Research consistently shows that ENERGY STAR-certified buildings command higher rents, lower vacancy rates, and premium sale prices compared to non-certified peers. In markets where benchmarking data is publicly disclosed, prospective tenants and investors use ENERGY STAR Scores as a key decision factor. A building with a score of 85 versus 45 tells a clear story about operational quality and future cost expectations.
Buildings with real-time energy visibility can participate in demand response programs—getting paid to reduce consumption during peak grid stress events. The virtual power plant market reached $3.94 billion in 2025 and is growing at 27% annually. Buildings that can demonstrate flexible, controllable loads through granular monitoring data are increasingly valuable grid assets.
Lenders and insurers are beginning to factor energy performance into underwriting decisions. Buildings with documented energy efficiency improvements and strong ENERGY STAR Scores may qualify for green financing programs with favorable terms—including PACE (Property Assessed Clean Energy) financing, C-PACE programs, and green bonds.
Whether you're benchmarking for the first time or looking to improve the quality of your existing data, here's a step-by-step approach:
Identify every jurisdiction that applies to your building portfolio. Many building owners are surprised to discover they're subject to multiple overlapping requirements—a state BPS, a city benchmarking ordinance, and potentially a green lease clause all requiring different data submissions on different timelines.
Map every energy meter, utility account, and data source associated with each building. Identify gaps—are there tenant meters you can't access? Submetered loads not being captured? Common areas with no dedicated monitoring? These gaps are where inaccurate benchmarking data originates.
For buildings with data gaps, wireless IoT energy sensors provide the fastest path to complete visibility. Non-invasive clamp-on sensors can be installed on existing electrical panels without shutting down equipment, typically in a single day. This gives you real-time, circuit-by-circuit energy data that eliminates guesswork and fills the gaps that utility bills leave behind.
With complete data flowing, establish your building's true EUI baseline. Compare this against your ENERGY STAR Score and your jurisdiction's performance targets. This tells you exactly how far you need to go—and where the biggest opportunities for improvement exist.
Use your real-time data to identify the highest-impact, lowest-cost efficiency improvements. Common quick wins include eliminating after-hours equipment operation, optimizing HVAC schedules based on actual occupancy patterns, addressing equipment running at partial load inefficiently, and fixing simultaneous heating and cooling conflicts.
Integrate your monitoring platform with ENERGY STAR Portfolio Manager to automate data submission. Many modern energy analytics platforms offer direct API integration with Portfolio Manager, eliminating the manual data entry that causes errors and delays.
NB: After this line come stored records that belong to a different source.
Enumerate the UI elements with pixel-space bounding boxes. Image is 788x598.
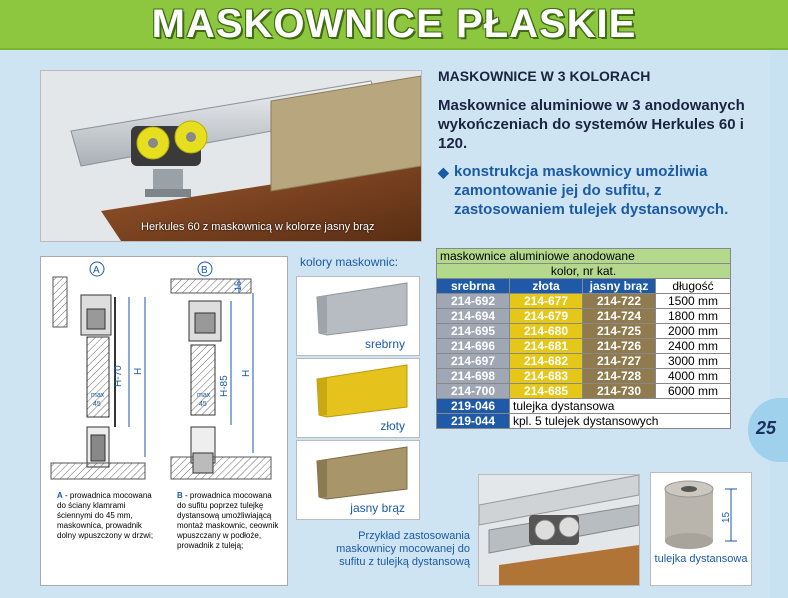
product-photo-illustration bbox=[41, 71, 421, 241]
cell-gold: 214-679 bbox=[510, 309, 583, 324]
page-title: MASKOWNICE PŁASKIE bbox=[151, 2, 637, 46]
product-photo bbox=[40, 70, 422, 242]
col-header-silver: srebrna bbox=[437, 279, 510, 294]
cell-bronze: 214-727 bbox=[583, 354, 656, 369]
spacer-sleeve-icon bbox=[651, 473, 751, 553]
product-description: Maskownice aluminiowe w 3 anodowanych wykończeniach do systemów Herkules 60 i 120. bbox=[438, 97, 745, 152]
cell-gold: 214-685 bbox=[510, 384, 583, 399]
gold-profile-icon bbox=[297, 359, 419, 419]
dim-max-a: max bbox=[91, 392, 105, 399]
note-a-letter: A bbox=[57, 491, 63, 500]
spacer-sleeve bbox=[650, 472, 752, 586]
example-caption: Przykład zastosowania maskownicy mocowanej do sufitu z tulejką dystansową bbox=[336, 530, 470, 568]
table-row bbox=[437, 369, 731, 384]
spec-table bbox=[436, 248, 731, 429]
col-header-length: długość bbox=[656, 279, 731, 294]
swatch-label: srebrny bbox=[364, 337, 405, 351]
dim-max-b: max bbox=[197, 392, 211, 399]
table-row bbox=[437, 354, 731, 369]
dim-h85: H-85 bbox=[219, 375, 230, 397]
example-photo bbox=[478, 474, 640, 586]
technical-drawing-illustration bbox=[41, 257, 287, 487]
cell-length: 2400 mm bbox=[656, 339, 731, 354]
cell-bronze: 214-726 bbox=[583, 339, 656, 354]
dim-h-b: H bbox=[241, 369, 252, 377]
note-b-letter: B bbox=[177, 491, 183, 500]
feature-bullet-text: konstrukcja maskownicy umożliwia zamontowanie jej do sufitu, z zastosowaniem tulejek dystansowych. bbox=[454, 163, 729, 218]
cell-silver: 214-695 bbox=[437, 324, 510, 339]
cell-silver: 214-700 bbox=[437, 384, 510, 399]
header-banner bbox=[0, 0, 788, 50]
page-number: 25 bbox=[756, 418, 777, 438]
cell-bronze: 214-730 bbox=[583, 384, 656, 399]
col-header-bronze: jasny brąz bbox=[583, 279, 656, 294]
cell-bronze: 214-722 bbox=[583, 294, 656, 309]
cell-bronze: 214-728 bbox=[583, 369, 656, 384]
example-photo-illustration bbox=[479, 475, 639, 585]
spacer-sleeve-label: tulejka dystansowa bbox=[654, 553, 748, 565]
technical-drawing bbox=[40, 256, 288, 586]
diamond-bullet-icon: ◆ bbox=[438, 164, 449, 180]
dim-h70: H-70 bbox=[113, 365, 124, 387]
cell-gold: 214-683 bbox=[510, 369, 583, 384]
swatch-silver bbox=[296, 276, 420, 356]
swatch-gold bbox=[296, 358, 420, 438]
swatch-label: jasny brąz bbox=[350, 501, 405, 515]
cell-length: 4000 mm bbox=[656, 369, 731, 384]
cell-code: 219-046 bbox=[437, 399, 510, 414]
silver-profile-icon bbox=[297, 277, 419, 337]
table-row bbox=[437, 339, 731, 354]
sleeve-dim: 15 bbox=[721, 511, 732, 523]
cell-gold: 214-677 bbox=[510, 294, 583, 309]
colors-label: kolory maskownic: bbox=[300, 255, 399, 269]
cell-note: kpl. 5 tulejek dystansowych bbox=[510, 414, 731, 429]
label-a: A bbox=[93, 265, 100, 276]
swatch-bronze bbox=[296, 440, 420, 520]
cell-silver: 214-694 bbox=[437, 309, 510, 324]
cell-code: 219-044 bbox=[437, 414, 510, 429]
table-row bbox=[437, 324, 731, 339]
cell-silver: 214-698 bbox=[437, 369, 510, 384]
cell-gold: 214-680 bbox=[510, 324, 583, 339]
photo-caption: Herkules 60 z maskownicą w kolorze jasny brąz bbox=[141, 221, 375, 233]
table-row bbox=[437, 399, 731, 414]
dim-45-b: 45 bbox=[199, 401, 207, 408]
cell-length: 3000 mm bbox=[656, 354, 731, 369]
cell-bronze: 214-725 bbox=[583, 324, 656, 339]
bronze-profile-icon bbox=[297, 441, 419, 501]
section-title: MASKOWNICE W 3 KOLORACH bbox=[438, 68, 651, 84]
table-row bbox=[437, 294, 731, 309]
cell-note: tulejka dystansowa bbox=[510, 399, 731, 414]
table-row bbox=[437, 414, 731, 429]
col-header-gold: złota bbox=[510, 279, 583, 294]
note-a-text: - prowadnica mocowana do ściany klamrami ściennymi do 45 mm, maskownica, prowadnik dolny wpuszczony w drzwi; bbox=[57, 491, 154, 540]
cell-length: 6000 mm bbox=[656, 384, 731, 399]
table-subtitle: kolor, nr kat. bbox=[437, 264, 731, 279]
drawing-note-a bbox=[57, 491, 157, 541]
dim-45-a: 45 bbox=[93, 401, 101, 408]
cell-silver: 214-696 bbox=[437, 339, 510, 354]
drawing-note-b bbox=[177, 491, 281, 551]
swatch-label: złoty bbox=[380, 419, 405, 433]
cell-silver: 214-697 bbox=[437, 354, 510, 369]
cell-length: 1500 mm bbox=[656, 294, 731, 309]
cell-length: 1800 mm bbox=[656, 309, 731, 324]
label-b: B bbox=[201, 265, 208, 276]
table-title: maskownice aluminiowe anodowane bbox=[437, 249, 731, 264]
cell-silver: 214-692 bbox=[437, 294, 510, 309]
note-b-text: - prowadnica mocowana do sufitu poprzez tulejkę dystansową umożliwiającą montaż maskownic, ceownik wpuszczany w podłoże, prowadnik z tuleją; bbox=[177, 491, 279, 550]
cell-gold: 214-682 bbox=[510, 354, 583, 369]
dim-15: 15 bbox=[233, 280, 243, 291]
cell-length: 2000 mm bbox=[656, 324, 731, 339]
cell-bronze: 214-724 bbox=[583, 309, 656, 324]
cell-gold: 214-681 bbox=[510, 339, 583, 354]
table-row bbox=[437, 309, 731, 324]
dim-h-a: H bbox=[133, 367, 144, 375]
table-row bbox=[437, 384, 731, 399]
Energy benchmarking in 2026 is no longer a nice-to-have. It's a legal requirement for a growing majority of commercial buildings—and the penalties for non-compliance are accelerating. But the smartest building operators aren't just benchmarking to check a box. They're using the process as a springboard for real operational transformation: cutting energy waste, avoiding penalties, generating demand response revenue, and building asset value.
The difference between benchmarking that drives value and benchmarking that just generates paperwork comes down to one thing: data quality. Monthly utility bills tell you what happened last month. Real-time, circuit-level monitoring tells you what's happening right now—and what to do about it.
Buildings that invest in that visibility today won't just be compliant in 2026. They'll be ready for whatever the next compliance cycle demands.